« Je t’aime », avait murmuré Diego quelques instants plus tôt, d’une voix douce, familière.
« Je voulais simplement prendre de tes nouvelles avant que le dîner ne devienne chaotique — tu sais comment sont les soirées chez Hugo. »
Elle avait souri, lui avait souhaité une bonne soirée, perçu le léger déclic… puis plus rien.
Elle s’apprêtait à raccrocher lorsqu’un bruit attira son attention — des voix étouffées, des rires, le tintement des verres. La ligne n’était pas coupée. Le téléphone, oublié dans une poche, continuait de transmettre, à son insu, chaque éclat de cette scène lointaine.
« Alors, quand comptes-tu enfin passer à l’action ? » demanda une voix masculine — sans doute celle d’Hugo.
« Dans deux mois », répondit Diego avec calme, comme s’il évoquait un détail insignifiant.
« Je dois attendre que la valorisation de l’entreprise soit finalisée. Une fois les documents antidatés avant le procès, son avocat ne pourra plus rien faire. »
Elena se figea. Sa main se crispa autour du téléphone.
« Astucieux », lança une autre voix. « Depuis quand prépares-tu ça ? »
« Depuis sa promotion », répondit Diego en riant — ce rire qu’elle connaissait si bien.
« Le jour où elle est devenue associée, j’ai su que ça en vaudrait la peine. La Californie est un État de biens communautaires. J’attendais simplement le bon moment. »
Un sifflement admiratif s’éleva.
« C’est glacial. »
« Ce n’est pas glacial — c’est pragmatique », corrigea Diego.
« Ça fait trois ans que je la façonne : je la rends heureuse, je la maintiens concentrée. Elle croit qu’on construit quelque chose ensemble… alors que j’attends seulement le moment d’encaisser. »
Elena s’assit lentement, les jambes défaillantes.
« Et Valeria ? » demanda Hugo.
« Elle est patiente », répondit Diego, la voix soudain plus douce.
« Et, franchement… elle a tout ce qu’Elena n’a pas — drôle, spontanée… et incomparable au lit. »
Des rires gras éclatèrent.
Elena coupa la communication.
Longtemps, elle resta immobile.
Pas de larmes. Pas de colère.
Puis elle écrivit à son frère :
« Mateo, viens ce soir. Ne dis rien à personne. Apporte ton ordinateur. »
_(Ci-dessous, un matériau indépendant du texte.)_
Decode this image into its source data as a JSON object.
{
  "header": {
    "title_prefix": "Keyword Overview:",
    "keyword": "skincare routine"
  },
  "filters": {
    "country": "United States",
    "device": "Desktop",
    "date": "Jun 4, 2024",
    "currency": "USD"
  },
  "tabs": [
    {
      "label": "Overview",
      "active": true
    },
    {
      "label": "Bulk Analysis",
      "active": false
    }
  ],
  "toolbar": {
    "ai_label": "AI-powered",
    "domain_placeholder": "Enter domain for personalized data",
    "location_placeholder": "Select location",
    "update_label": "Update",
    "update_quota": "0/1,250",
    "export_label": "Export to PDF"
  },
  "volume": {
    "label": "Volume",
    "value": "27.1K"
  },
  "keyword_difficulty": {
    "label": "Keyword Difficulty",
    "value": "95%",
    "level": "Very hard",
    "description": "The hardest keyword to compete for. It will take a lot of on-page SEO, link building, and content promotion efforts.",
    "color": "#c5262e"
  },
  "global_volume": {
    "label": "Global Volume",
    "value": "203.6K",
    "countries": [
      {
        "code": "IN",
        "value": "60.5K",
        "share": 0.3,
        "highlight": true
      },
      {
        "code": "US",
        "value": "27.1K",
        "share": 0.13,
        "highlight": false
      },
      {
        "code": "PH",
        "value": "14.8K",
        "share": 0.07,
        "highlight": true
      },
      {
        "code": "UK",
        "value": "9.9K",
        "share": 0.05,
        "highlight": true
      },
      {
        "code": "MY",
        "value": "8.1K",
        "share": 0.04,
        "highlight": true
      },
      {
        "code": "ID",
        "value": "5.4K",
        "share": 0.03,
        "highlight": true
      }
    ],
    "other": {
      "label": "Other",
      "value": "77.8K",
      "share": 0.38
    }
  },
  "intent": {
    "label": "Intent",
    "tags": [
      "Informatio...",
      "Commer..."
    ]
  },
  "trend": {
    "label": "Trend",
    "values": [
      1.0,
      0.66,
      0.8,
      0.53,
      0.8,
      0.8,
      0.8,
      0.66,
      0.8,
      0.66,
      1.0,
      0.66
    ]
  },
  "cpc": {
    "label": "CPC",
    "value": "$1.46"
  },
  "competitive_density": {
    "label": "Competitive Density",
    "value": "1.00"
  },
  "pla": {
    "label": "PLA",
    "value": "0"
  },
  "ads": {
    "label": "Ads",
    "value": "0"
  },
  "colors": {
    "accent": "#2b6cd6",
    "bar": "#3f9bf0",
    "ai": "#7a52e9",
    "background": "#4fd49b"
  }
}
Trois semaines plus tard, lors du gala annuel de l’entreprise, tout bascula.
Elena monta sur scène, vêtue d’une robe rouge, pour recevoir officiellement sa promotion.
La salle l’acclama.
Puis, d’une voix parfaitement posée, elle déclara :
« Il y a trois semaines, j’ai demandé le divorce. »
Un silence absolu tomba.
Le visage de Diego se vida de ses couleurs.
Alors, elle dévoila tout :
les fonds détournés, la société écran, la liaison — jusqu’à Valeria, présente dans la salle.
Un murmure parcourut l’assemblée.
« En définitive », poursuivit Elena,
« il peut prétendre à environ 187 000 dollars… et non aux 750 000 qu’il espérait. »
Elle marqua une pause.
« Et j’ai également signalé sa société aux autorités fiscales. »
Un froid glacial s’abattit sur la pièce.
En passant près de lui, elle murmura :
« Tu croyais me contrôler.
Je t’ai simplement laissé croire que tu gagnais. »
Six mois plus tard, tout était terminé.
Diego avait tout perdu.
Valeria l’avait quitté.
Les dettes s’étaient accumulées.
Les investissements d’Elena, eux, avaient doublé.
Elle ne se remaria jamais.
Elle n’en éprouvait pas le besoin.
Et parfois, il lui arrivait de repenser à cet appel.
Non à la douleur.
Mais à cet instant précis où il comprit —
qu’il l’avait sous-estimée depuis le début.